S. Merezhkovsky, popularizador do simbolismo francês e da leitura esotérica de Nietzsche, advogou, depois de 1900, uma nova consciência religiosa aristocrática, com base no pressuposto de que a Segunda Vinda de Cristo era iminente e, após 1905, de uma “revolução religiosa”, que iria estabelecer o Reino de Deus na Terra. Ele e seu círculo eram chamados de “buscadores de Deus”. Os “buscadores de Deus” tendiam a idealizar a Atenas clássica e a Europa Ocidental Medieval como sociedades orgânicas, nas quais o artista e o povo estavam unidos. Eles odiavam as novas forças do capitalismo que estavam transformando a Rússia, destruindo velhas elites às quais alguns deles pertenciam.
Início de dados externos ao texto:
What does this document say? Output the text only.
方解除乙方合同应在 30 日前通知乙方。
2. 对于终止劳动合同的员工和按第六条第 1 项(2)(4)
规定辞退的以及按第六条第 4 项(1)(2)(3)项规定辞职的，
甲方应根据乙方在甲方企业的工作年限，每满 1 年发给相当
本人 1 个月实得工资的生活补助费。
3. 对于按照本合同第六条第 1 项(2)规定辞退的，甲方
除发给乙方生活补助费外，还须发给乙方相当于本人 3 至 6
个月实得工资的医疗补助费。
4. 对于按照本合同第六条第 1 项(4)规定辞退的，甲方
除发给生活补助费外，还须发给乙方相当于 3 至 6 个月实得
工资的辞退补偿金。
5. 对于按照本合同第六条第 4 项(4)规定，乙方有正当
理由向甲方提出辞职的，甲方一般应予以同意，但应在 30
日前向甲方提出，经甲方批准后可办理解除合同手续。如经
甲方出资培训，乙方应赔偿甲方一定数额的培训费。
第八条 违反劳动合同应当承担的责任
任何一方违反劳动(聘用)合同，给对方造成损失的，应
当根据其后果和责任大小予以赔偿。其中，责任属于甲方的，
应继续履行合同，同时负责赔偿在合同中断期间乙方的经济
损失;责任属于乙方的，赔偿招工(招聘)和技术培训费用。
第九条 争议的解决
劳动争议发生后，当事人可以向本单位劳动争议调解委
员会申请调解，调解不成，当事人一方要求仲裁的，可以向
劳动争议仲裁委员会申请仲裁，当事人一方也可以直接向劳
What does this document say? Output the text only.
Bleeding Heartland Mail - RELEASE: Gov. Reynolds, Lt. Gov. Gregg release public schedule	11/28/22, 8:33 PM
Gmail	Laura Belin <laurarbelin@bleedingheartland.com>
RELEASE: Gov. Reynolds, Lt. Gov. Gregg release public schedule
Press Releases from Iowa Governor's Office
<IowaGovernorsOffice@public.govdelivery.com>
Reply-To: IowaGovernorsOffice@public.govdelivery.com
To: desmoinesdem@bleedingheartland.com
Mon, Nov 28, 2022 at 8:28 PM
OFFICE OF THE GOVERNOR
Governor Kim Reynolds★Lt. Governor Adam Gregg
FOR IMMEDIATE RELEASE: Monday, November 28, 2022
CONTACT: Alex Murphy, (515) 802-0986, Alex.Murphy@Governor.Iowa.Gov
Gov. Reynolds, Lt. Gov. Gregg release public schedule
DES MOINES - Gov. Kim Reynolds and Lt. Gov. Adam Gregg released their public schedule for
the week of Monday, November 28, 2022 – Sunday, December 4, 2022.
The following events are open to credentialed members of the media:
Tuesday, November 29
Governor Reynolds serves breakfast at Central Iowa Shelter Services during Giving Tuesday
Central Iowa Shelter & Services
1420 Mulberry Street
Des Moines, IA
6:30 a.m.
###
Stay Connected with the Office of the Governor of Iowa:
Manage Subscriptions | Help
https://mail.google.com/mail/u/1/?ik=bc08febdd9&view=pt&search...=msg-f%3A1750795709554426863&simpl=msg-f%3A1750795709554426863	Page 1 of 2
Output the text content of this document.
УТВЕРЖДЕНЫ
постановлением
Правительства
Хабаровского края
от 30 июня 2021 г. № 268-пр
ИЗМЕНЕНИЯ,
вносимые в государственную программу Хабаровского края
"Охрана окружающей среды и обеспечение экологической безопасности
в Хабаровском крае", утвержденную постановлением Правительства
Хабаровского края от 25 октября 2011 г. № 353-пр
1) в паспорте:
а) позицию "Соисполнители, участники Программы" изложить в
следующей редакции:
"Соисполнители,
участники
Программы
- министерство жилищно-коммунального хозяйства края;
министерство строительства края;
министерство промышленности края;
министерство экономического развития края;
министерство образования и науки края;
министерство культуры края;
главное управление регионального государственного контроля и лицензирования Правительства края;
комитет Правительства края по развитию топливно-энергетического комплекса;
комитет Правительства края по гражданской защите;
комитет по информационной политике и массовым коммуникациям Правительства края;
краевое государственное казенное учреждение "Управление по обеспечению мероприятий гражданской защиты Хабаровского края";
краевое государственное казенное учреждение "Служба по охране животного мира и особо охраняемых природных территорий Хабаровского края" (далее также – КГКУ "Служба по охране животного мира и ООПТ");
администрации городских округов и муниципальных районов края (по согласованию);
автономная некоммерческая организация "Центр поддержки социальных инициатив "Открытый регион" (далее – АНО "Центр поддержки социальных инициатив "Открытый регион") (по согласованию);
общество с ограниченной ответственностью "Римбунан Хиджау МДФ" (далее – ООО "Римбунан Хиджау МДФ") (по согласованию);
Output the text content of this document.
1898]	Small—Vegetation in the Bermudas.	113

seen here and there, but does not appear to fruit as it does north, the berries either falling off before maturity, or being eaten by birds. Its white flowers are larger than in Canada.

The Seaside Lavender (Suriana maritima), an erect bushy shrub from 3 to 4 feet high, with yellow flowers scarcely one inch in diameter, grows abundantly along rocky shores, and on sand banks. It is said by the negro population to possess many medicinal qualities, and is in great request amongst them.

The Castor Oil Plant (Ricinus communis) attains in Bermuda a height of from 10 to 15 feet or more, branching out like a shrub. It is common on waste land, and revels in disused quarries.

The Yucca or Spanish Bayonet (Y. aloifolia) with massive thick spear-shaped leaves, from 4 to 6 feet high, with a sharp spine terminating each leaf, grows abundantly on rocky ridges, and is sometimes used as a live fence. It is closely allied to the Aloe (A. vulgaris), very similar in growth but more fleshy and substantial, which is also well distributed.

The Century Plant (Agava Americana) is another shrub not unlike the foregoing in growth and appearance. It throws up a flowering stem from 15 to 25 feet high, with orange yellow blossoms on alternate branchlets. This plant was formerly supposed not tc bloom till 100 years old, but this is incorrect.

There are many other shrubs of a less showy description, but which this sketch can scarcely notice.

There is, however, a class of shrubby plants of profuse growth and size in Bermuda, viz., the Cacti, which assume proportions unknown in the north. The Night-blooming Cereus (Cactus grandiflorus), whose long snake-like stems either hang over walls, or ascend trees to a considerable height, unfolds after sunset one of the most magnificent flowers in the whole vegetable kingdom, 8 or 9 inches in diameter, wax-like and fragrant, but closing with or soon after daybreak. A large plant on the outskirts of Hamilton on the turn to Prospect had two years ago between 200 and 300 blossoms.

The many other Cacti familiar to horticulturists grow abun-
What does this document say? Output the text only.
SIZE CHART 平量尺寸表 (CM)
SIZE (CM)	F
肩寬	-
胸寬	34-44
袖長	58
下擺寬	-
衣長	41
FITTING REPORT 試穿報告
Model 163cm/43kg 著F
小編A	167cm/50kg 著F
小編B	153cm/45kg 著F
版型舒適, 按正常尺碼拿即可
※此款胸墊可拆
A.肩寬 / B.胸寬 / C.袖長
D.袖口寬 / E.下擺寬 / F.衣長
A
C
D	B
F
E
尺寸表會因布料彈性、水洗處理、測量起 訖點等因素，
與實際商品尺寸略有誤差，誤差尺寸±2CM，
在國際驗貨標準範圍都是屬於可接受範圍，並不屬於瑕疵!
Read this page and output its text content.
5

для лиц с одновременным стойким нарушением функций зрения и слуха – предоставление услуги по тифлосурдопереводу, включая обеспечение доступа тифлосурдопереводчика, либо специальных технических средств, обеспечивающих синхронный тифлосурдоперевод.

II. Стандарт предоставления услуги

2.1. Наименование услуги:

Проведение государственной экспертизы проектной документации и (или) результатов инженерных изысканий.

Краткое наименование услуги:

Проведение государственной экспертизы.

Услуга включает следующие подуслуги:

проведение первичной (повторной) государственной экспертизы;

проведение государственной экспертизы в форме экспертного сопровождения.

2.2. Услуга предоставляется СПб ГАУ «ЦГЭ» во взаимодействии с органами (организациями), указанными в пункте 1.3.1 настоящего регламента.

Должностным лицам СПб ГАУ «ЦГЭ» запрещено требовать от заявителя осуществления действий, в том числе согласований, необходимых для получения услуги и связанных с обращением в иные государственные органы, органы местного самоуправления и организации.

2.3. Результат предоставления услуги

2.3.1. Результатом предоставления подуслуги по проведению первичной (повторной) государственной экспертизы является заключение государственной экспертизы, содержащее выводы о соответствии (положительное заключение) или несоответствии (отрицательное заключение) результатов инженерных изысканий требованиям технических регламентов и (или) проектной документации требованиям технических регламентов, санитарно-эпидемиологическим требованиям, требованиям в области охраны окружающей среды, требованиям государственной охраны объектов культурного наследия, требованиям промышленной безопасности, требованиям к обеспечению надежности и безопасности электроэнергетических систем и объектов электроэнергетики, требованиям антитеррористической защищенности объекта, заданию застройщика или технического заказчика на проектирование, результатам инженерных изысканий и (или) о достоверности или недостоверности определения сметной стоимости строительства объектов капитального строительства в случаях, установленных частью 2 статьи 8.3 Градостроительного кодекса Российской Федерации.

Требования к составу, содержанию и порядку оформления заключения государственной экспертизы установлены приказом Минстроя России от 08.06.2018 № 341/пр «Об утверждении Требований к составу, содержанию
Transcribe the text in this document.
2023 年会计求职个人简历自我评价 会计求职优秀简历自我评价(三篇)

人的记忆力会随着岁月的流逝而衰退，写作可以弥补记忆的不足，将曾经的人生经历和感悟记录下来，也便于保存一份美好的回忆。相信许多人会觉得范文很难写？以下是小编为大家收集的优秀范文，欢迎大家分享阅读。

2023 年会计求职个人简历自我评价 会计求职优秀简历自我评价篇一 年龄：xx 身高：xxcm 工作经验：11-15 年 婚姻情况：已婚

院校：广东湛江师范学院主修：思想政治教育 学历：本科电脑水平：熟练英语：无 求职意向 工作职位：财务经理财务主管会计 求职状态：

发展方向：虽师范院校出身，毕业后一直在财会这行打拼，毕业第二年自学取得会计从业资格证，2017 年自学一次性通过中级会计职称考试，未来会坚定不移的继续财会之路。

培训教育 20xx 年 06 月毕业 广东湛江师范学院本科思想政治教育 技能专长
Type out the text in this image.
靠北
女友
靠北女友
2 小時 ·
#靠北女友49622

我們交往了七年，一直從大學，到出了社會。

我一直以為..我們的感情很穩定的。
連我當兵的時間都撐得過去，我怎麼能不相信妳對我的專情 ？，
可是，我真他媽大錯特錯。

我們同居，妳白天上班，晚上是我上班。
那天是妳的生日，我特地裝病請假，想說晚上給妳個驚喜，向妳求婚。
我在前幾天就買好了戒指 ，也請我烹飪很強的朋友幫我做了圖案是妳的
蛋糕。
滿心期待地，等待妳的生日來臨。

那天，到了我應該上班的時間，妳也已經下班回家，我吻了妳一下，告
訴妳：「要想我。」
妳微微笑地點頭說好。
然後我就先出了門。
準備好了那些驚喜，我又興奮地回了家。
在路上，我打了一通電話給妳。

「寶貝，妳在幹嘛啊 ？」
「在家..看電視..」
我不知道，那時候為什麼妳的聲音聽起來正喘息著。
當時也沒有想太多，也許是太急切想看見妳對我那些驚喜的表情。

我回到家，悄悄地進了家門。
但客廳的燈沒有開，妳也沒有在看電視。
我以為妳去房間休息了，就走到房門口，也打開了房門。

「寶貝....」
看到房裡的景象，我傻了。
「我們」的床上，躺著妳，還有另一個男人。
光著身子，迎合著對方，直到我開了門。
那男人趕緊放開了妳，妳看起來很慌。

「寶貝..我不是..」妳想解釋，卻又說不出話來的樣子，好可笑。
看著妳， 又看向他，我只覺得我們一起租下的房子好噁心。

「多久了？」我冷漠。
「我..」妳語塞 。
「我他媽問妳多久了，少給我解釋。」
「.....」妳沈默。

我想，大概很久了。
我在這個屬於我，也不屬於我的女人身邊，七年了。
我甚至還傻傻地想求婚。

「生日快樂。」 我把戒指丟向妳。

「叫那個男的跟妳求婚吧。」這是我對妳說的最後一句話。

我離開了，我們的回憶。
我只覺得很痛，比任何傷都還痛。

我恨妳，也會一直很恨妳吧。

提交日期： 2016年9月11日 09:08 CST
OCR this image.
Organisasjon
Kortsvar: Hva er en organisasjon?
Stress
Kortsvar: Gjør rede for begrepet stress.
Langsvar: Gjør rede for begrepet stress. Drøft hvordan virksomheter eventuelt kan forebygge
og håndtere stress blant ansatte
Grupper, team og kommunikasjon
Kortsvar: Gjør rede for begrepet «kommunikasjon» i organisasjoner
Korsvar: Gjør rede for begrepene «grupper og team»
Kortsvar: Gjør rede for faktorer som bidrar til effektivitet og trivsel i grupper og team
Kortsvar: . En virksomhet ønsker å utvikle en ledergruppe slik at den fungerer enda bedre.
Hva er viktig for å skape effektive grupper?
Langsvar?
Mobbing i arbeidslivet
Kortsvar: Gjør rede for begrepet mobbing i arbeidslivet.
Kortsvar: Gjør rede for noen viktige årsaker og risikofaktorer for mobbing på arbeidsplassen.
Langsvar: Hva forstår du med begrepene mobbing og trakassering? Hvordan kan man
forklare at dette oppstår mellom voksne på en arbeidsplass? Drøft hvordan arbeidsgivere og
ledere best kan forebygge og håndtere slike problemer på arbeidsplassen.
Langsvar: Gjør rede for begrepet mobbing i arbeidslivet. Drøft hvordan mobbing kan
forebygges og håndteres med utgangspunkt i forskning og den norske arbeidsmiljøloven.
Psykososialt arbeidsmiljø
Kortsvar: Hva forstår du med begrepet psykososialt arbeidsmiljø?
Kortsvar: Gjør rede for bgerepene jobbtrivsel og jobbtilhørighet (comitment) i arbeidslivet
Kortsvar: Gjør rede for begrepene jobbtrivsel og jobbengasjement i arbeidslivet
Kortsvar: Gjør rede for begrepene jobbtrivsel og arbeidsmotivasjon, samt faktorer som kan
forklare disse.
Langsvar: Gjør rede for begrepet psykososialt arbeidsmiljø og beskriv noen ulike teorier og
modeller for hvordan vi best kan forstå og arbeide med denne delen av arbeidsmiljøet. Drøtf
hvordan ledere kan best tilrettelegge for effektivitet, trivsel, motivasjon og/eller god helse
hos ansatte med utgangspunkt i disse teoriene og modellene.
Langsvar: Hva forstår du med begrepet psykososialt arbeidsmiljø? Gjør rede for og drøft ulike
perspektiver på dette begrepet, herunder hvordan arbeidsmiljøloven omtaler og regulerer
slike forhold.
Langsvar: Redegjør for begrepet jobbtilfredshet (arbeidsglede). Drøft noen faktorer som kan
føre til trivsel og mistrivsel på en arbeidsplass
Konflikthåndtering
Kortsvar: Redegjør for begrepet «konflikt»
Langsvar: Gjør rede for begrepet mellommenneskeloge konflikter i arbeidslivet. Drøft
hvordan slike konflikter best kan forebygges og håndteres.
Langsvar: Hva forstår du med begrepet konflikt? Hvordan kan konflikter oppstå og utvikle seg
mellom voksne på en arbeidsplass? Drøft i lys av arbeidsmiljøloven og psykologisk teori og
Os simbolistas acreditavam que a arte tinha poderes teúrgicos, que podiam literalmente criar um novo mundo por meio da arte. Eles também acreditavam na “magia das palavras” (título de um importante ensaio, 1909 de Andrei Bely), uma crença que remonta ao Egito Antigo. Os egípcios acreditavam que a palavra cria todas as coisas e que tem efeitos sobrenaturais. Invocar o nome dos deuses, por exemplo, dá ao invocador poder sobre eles, mas deve ser falado com entonação e ritmo corretos, que só os sacerdotes conhecem. O ocultismo simbolista era parte de uma trama complexa que incluía, em vários graus dependendo do indivíduo, o cristianismo apocalíptico, o prometeísmo de Nietzsche, a estética wagneriana, a filosofia de Soloviev, especialmente sua doutrina de Sophia, e a esperança de Fedorov de ressuscitar os mortos por meio da ciência. Com exceção de Fedorov (veja abaixo), o ocultismo russo (e também o misticismo) é caracterizado por sua ênfase em um princípio feminino, na Grande Mãe, por exemplo.
Teosofia
A teosofia era nominalmente ilegal no Czarismo, mas particularmente atraente para artistas e intelectuais que buscavam um novo princípio unificador, uma maneira de reconciliar religião, arte e filosofia. Fornecia uma visão de mundo estruturada que também podia acomodar outras formas de misticismo, enquanto sua reivindicação de ser uma religião mundial significava que não havia necessidade de renunciar ao Cristianismo. (O termo teosofia já era usado muito séculos antes de Blavatsky e Olcott reivindicá-lo na Sociedade Teosófica e tinha um sentido mais geral, semelhante ao que chamamos hoje de ocultismo.)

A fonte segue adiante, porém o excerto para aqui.